Estos días hemos comprobado, como la Guardia Civil recibía instrucciones de cortar y denegar el acceso al Valle de los Caídos, dejando fuera a las personas que querían acceder al recinto, impidiendo incluso la entrada a los huéspedes que estaban alojados en la hospedería, pese a tener en sus habitaciones contratadas y pagadas, sus maletas y pertenencias. Las últimas semanas, la benemérita también ha prohibido, siguiendo instrucciones  de ‘las autoridades civiles’, la celebración de la Santa Misa en la propia basílica del Valle de los Caídos, lugar de culto al que no pueden extenderse las competencias civiles, ni las ordenes impuestas por el gobierno, todo ello por cierto, ante el silencio cómplice de la Conferencia Episcopal. 

Es de sobra conocido, que en el Valle de los Caídos reside una comunidad benedictina que permanece al frente de la basílica y de la abadía desde 1958 por instrucción del Papa Pío XII, cuando dispuso la construcción de la abadía y el traslado de unos monjes procedentes del Monasterio de Silos, con el fin, de iniciar la nueva comunidad benedictina que allí permanece desde entonces. Pues bien, estos días se ha impedido incluso al Prior de los monjes benedictinos que allí residen y que tienen la competencia del culto en la basílica, ya no solo la celebración de la Santa Misa, si no el acceso a la propia basílica, encontrándose en su interior guardias armados que custodiaban se cumpliese en este lugar sagrado ¿las ordenes de quién? Las ordenes de un insensato, chulo, prepotente y porque no decirlo, macarra en las formas y en el fondo, violando el principio fundamental de la libertad de culto, ordenando entrar con las armas en un lugar sagrado, esas armas, que precisamente ha prohibido usar para apaciguar los graves disturbios de la última semana en Cataluña. 

En el ritual impuesto por este gobierno en funciones que tenemos, se ha impuesto a la familia el tiempo máximo de dos minutos para un breve responso en el proceso de exhumación, la incautación, también a la familia, de teléfonos móviles y de aparatos audiovisuales y la prohibición expresa a los medios de comunicación, de grabar imagen alguna del ‘acto’, siendo el propio gobierno bajo la supervisión del secretario de estado de comunicación, quien filmase el ‘demócrata acontecimiento’ para posteriormente, distribuir las imágenes que estimasen oportunas, permitiéndose el lujo de afirmar que con estas medidas y estas formas, ha ganado la democracia.
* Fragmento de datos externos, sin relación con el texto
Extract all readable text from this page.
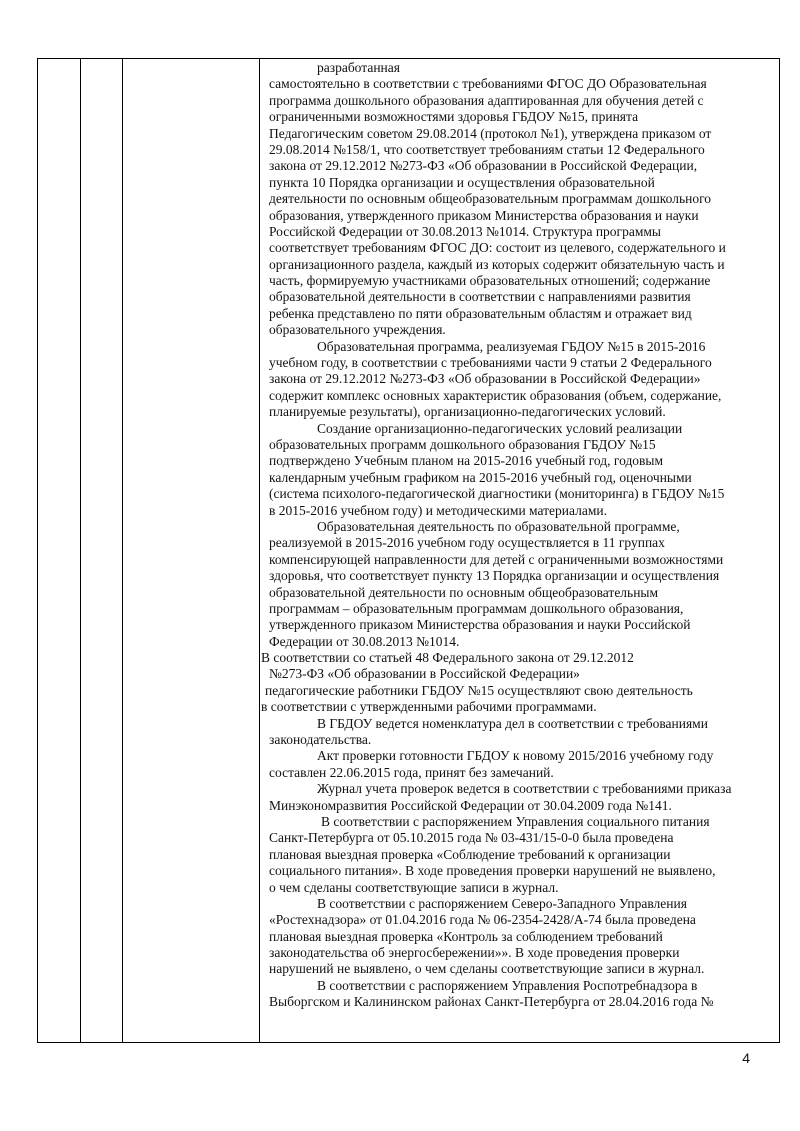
разработанная
самостоятельно в соответствии с требованиями ФГОС ДО Образовательная
программа дошкольного образования адаптированная для обучения детей с
ограниченными возможностями здоровья ГБДОУ №15, принята
Педагогическим советом 29.08.2014 (протокол №1), утверждена приказом от
29.08.2014 №158/1, что соответствует требованиям статьи 12 Федерального
закона от 29.12.2012 №273-ФЗ «Об образовании в Российской Федерации,
пункта 10 Порядка организации и осуществления образовательной
деятельности по основным общеобразовательным программам дошкольного
образования, утвержденного приказом Министерства образования и науки
Российской Федерации от 30.08.2013 №1014. Структура программы
соответствует требованиям ФГОС ДО: состоит из целевого, содержательного и
организационного раздела, каждый из которых содержит обязательную часть и
часть, формируемую участниками образовательных отношений; содержание
образовательной деятельности в соответствии с направлениями развития
ребенка представлено по пяти образовательным областям и отражает вид
образовательного учреждения.
Образовательная программа, реализуемая ГБДОУ №15 в 2015-2016
учебном году, в соответствии с требованиями части 9 статьи 2 Федерального
закона от 29.12.2012 №273-ФЗ «Об образовании в Российской Федерации»
содержит комплекс основных характеристик образования (объем, содержание,
планируемые результаты), организационно-педагогических условий.
Создание организационно-педагогических условий реализации
образовательных программ дошкольного образования ГБДОУ №15
подтверждено Учебным планом на 2015-2016 учебный год, годовым
календарным учебным графиком на 2015-2016 учебный год, оценочными
(система психолого-педагогической диагностики (мониторинга) в ГБДОУ №15
в 2015-2016 учебном году) и методическими материалами.
Образовательная деятельность по образовательной программе,
реализуемой в 2015-2016 учебном году осуществляется в 11 группах
компенсирующей направленности для детей с ограниченными возможностями
здоровья, что соответствует пункту 13 Порядка организации и осуществления
образовательной деятельности по основным общеобразовательным
программам – образовательным программам дошкольного образования,
утвержденного приказом Министерства образования и науки Российской
Федерации от 30.08.2013 №1014.
В соответствии со статьей 48 Федерального закона от 29.12.2012
№273-ФЗ «Об образовании в Российской Федерации»
педагогические работники ГБДОУ №15 осуществляют свою деятельность
в соответствии с утвержденными рабочими программами.
В ГБДОУ ведется номенклатура дел в соответствии с требованиями
законодательства.
Акт проверки готовности ГБДОУ к новому 2015/2016 учебному году
составлен 22.06.2015 года, принят без замечаний.
Журнал учета проверок ведется в соответствии с требованиями приказа
Минэкономразвития Российской Федерации от 30.04.2009 года №141.
В соответствии с распоряжением Управления социального питания
Санкт-Петербурга от 05.10.2015 года № 03-431/15-0-0 была проведена
плановая выездная проверка «Соблюдение требований к организации
социального питания». В ходе проведения проверки нарушений не выявлено,
о чем сделаны соответствующие записи в журнал.
В соответствии с распоряжением Северо-Западного Управления
«Ростехнадзора» от 01.04.2016 года № 06-2354-2428/А-74 была проведена
плановая выездная проверка «Контроль за соблюдением требований
законодательства об энергосбережении»». В ходе проведения проверки
нарушений не выявлено, о чем сделаны соответствующие записи в журнал.
В соответствии с распоряжением Управления Роспотребнадзора в
Выборгском и Калининском районах Санкт-Петербурга от 28.04.2016 года №
4
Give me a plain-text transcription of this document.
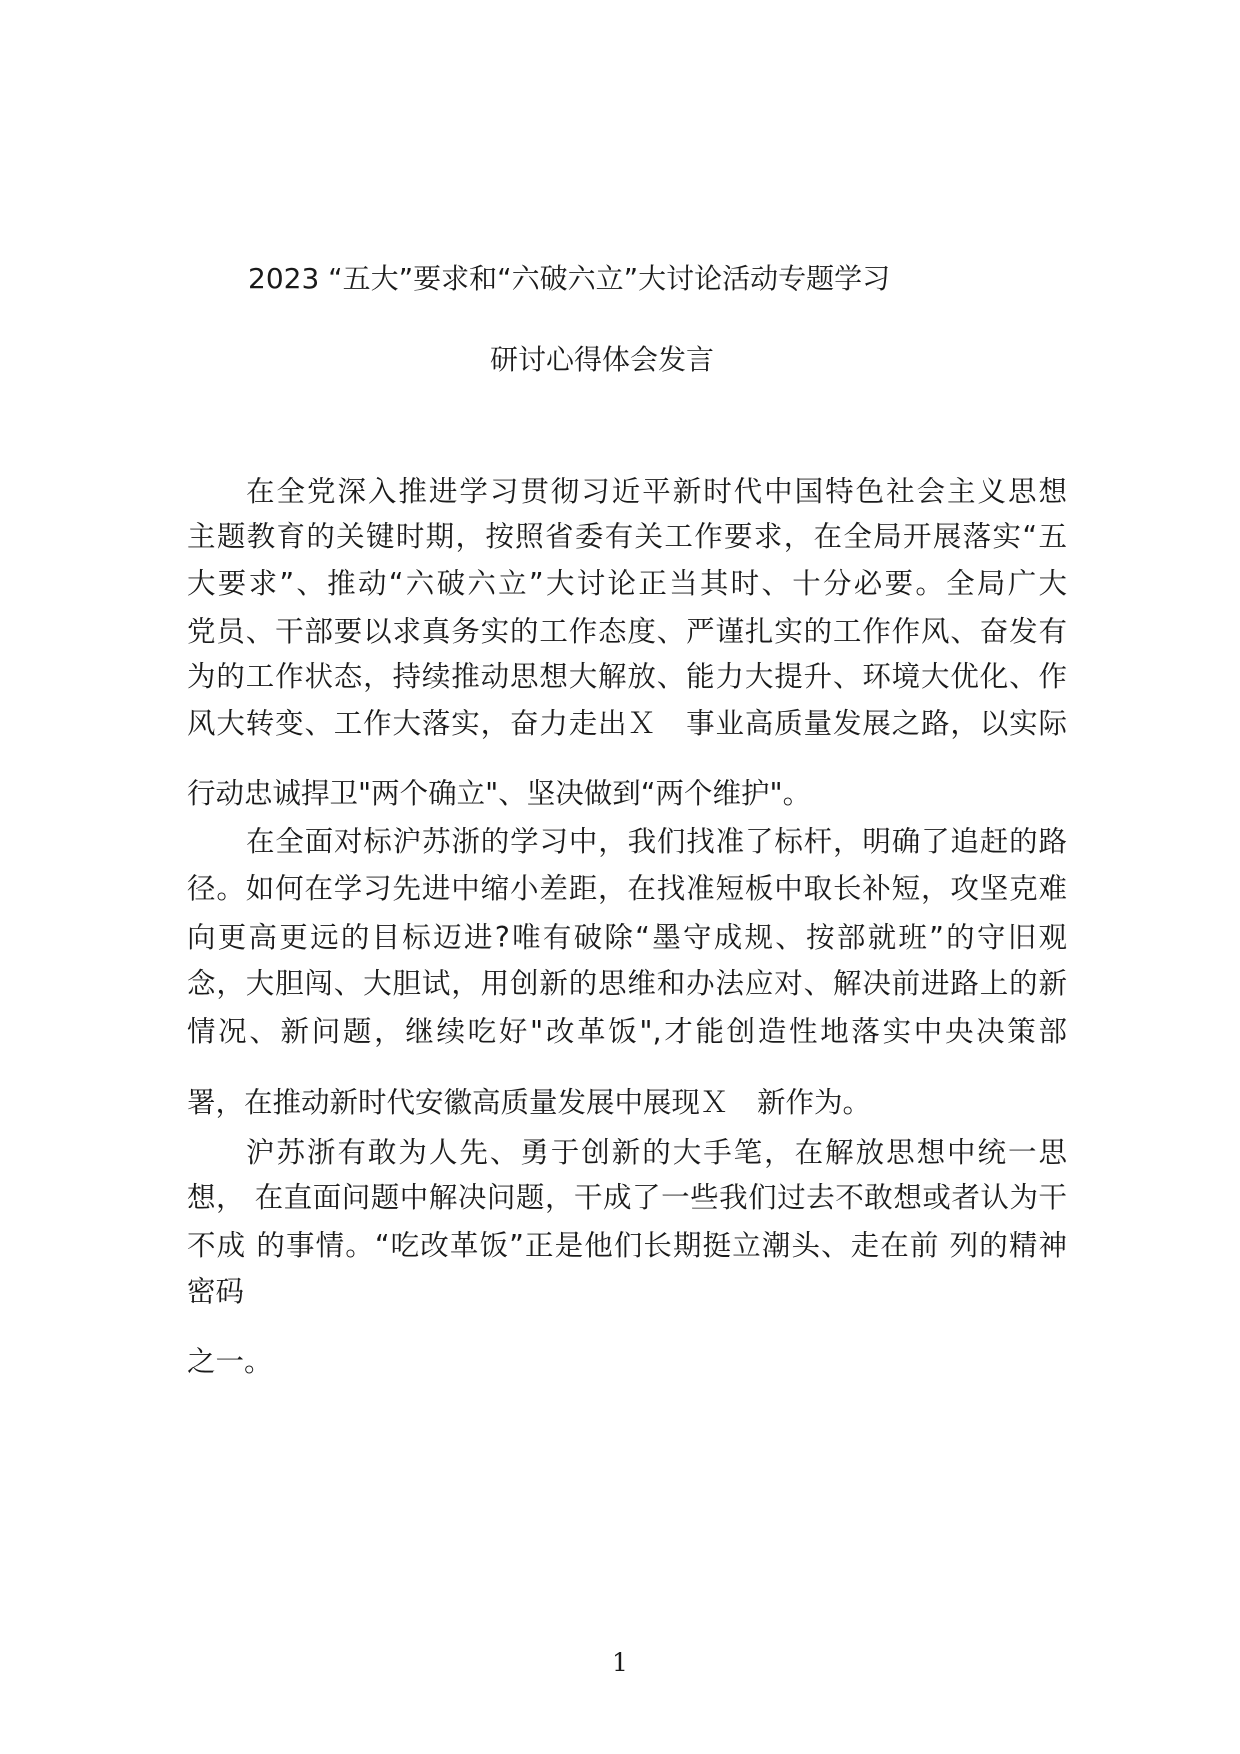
2023 “五大”要求和“六破六立”大讨论活动专题学习
研讨心得体会发言
在全党深入推进学习贯彻习近平新时代中国特色社会主义思想
主题教育的关键时期，按照省委有关工作要求，在全局开展落实“五
大要求”、推动“六破六立”大讨论正当其时、十分必要。全局广大
党员、干部要以求真务实的工作态度、严谨扎实的工作作风、奋发有
为的工作状态，持续推动思想大解放、能力大提升、环境大优化、作
风大转变、工作大落实，奋力走出Ｘ　事业高质量发展之路，以实际
行动忠诚捍卫"两个确立"、坚决做到“两个维护"。
在全面对标沪苏浙的学习中，我们找准了标杆，明确了追赶的路
径。如何在学习先进中缩小差距，在找准短板中取长补短，攻坚克难
向更高更远的目标迈进?唯有破除“墨守成规、按部就班”的守旧观
念，大胆闯、大胆试，用创新的思维和办法应对、解决前进路上的新
情况、新问题，继续吃好"改革饭",才能创造性地落实中央决策部
署，在推动新时代安徽高质量发展中展现Ｘ　新作为。
沪苏浙有敢为人先、勇于创新的大手笔，在解放思想中统一思
想， 在直面问题中解决问题，干成了一些我们过去不敢想或者认为干
不成 的事情。“吃改革饭”正是他们长期挺立潮头、走在前 列的精神
密码
之一。
1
También hemos podido comprobar, cómo se ha prohibido por parte de la Delegación de Gobierno, cualquier tipo de concentración en las inmediaciones del cementerio de Mingorrubio del barrio de el Pardo,  así como la exhibición de símbolos y banderas que pudieran recordar épocas pasadas o lo que es lo mismo, se permiten banderas pre constitucionales y anticonstitucionales como es la bandera tricolor de la republica a lo largo y ancho del país, incluso en los propios actos y mítines del partido que ocupa en estos momentos el gobierno en funciones, pero el resto queda literalmente prohibido, pese a ser banderas o símbolos en ocasiones del todo legales en derecho, le pese a quien le pese.

El resumen es, que hoy en España, han enterrado la libertad de pensamiento y de opinión, la libertad de culto y en definitiva la libertad de poder expresarse de forma contraria a como prescribe el gobierno y la prensa mediática a su servicio, pero han resucitado fantasmas del pasado que, quien sabe, a lo mejor como el Cid, son capaces de ganar su última batalla después de muerto.